= Greg H. Sims =

American film producer

Greg Sims is an American entertainment executive, film producer, and writer.

==Biography==
One of his earliest works was the 1987 comedy/horror/spoof Return to Horror High. George Clooney had a role in the film and later appeared in another Sims production, Red Surf (1990), in what would be his first leading feature film role. Sims continued producing films and wrote The Fear in 1995 and Touch Me (1997). Touch Me was an Official Selection, President's Choice, of the 2017 edition of The Toronto International Film Festival.

At the beginning of 2005, Sims became the co-manager of Anouk, an EMI-Virgin Records recording artist. He was a witness in Phil Spector's murder trial. He also has started the company Vesuvio Entertainment Corporation which is a distribution company involved in the US theatrical, home entertainment (DVD/video) and television markets, as well as all foreign markets. The first film produced by Vesuvio Entertainment was the psychological thriller Behind Your Eyes in (2011), which won two film festival awards and was released on DVD and Redbox on March 20, 2012. In 2013, Vesuvio Entertainment acquired the international distribution rights for Craigslist Joe, a film about a man who travels around the country, dependent entirely on connections he makes through Craigslist. In February 2013, Sims became the manager for Martha Davis and The Motels.

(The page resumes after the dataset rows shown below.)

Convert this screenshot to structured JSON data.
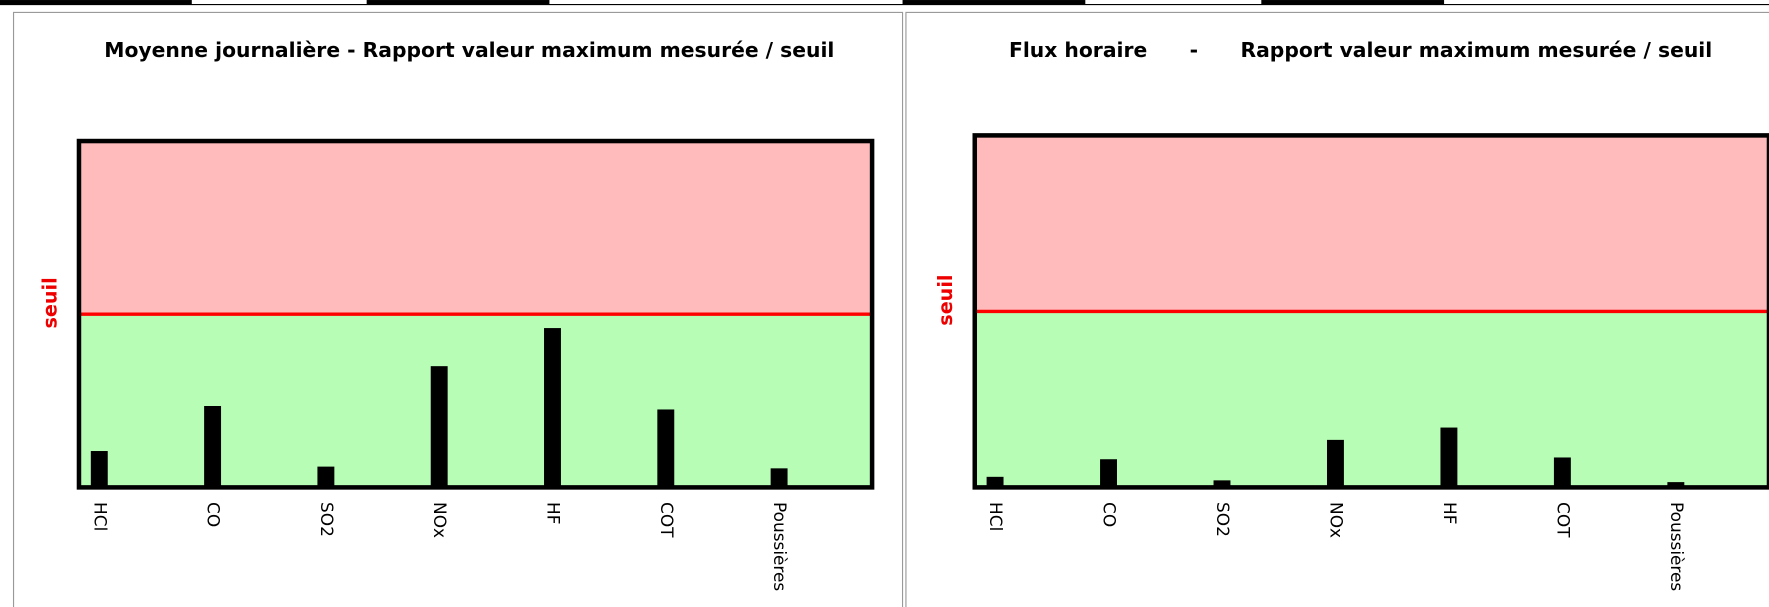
{
  "chart_data": [
    {
      "type": "bar",
      "title": "Moyenne journalière - Rapport valeur maximum mesurée / seuil",
      "categories": [
        "HCl",
        "CO",
        "SO2",
        "NOx",
        "HF",
        "COT",
        "Poussières"
      ],
      "values": [
        0.21,
        0.47,
        0.12,
        0.7,
        0.92,
        0.45,
        0.11
      ],
      "color": "#000000",
      "ylim": [
        0,
        2
      ],
      "threshold": {
        "value": 1,
        "label": "seuil"
      }
    },
    {
      "type": "bar",
      "title": "Flux horaire      -      Rapport valeur maximum mesurée / seuil",
      "categories": [
        "HCl",
        "CO",
        "SO2",
        "NOx",
        "HF",
        "COT",
        "Poussières"
      ],
      "values": [
        0.06,
        0.16,
        0.04,
        0.27,
        0.34,
        0.17,
        0.03
      ],
      "color": "#000000",
      "ylim": [
        0,
        2
      ],
      "threshold": {
        "value": 1,
        "label": "seuil"
      }
    }
  ]
}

In 2015, Sims and Vesuvio entered into a distribution agreement for the documentary An Open Secret, directed by Amy Berg. Sims partnered with Rocky Mountain Pictures to distribute the film theatrically in the US, but ultimately opted to terminate the overall distribution arrangement.

In August 2016, The Hollywood Reporter announced that Sims had set up a new management division, Arya Artist Management, and had signed Greg Louganis In 2018, Sims, through Arya Worldwide Entertainment, handled theatrical distribution of the indie film The Divide, which was the directorial debut of actor Perry King. In 2019, the film won Best Picture for premiere western Cowboys and Indians Magazine's annual C&I Movie Awards, and Best Actor for King. In January 2019, Arya signed singer/songwriter Evan Henzi for personal management.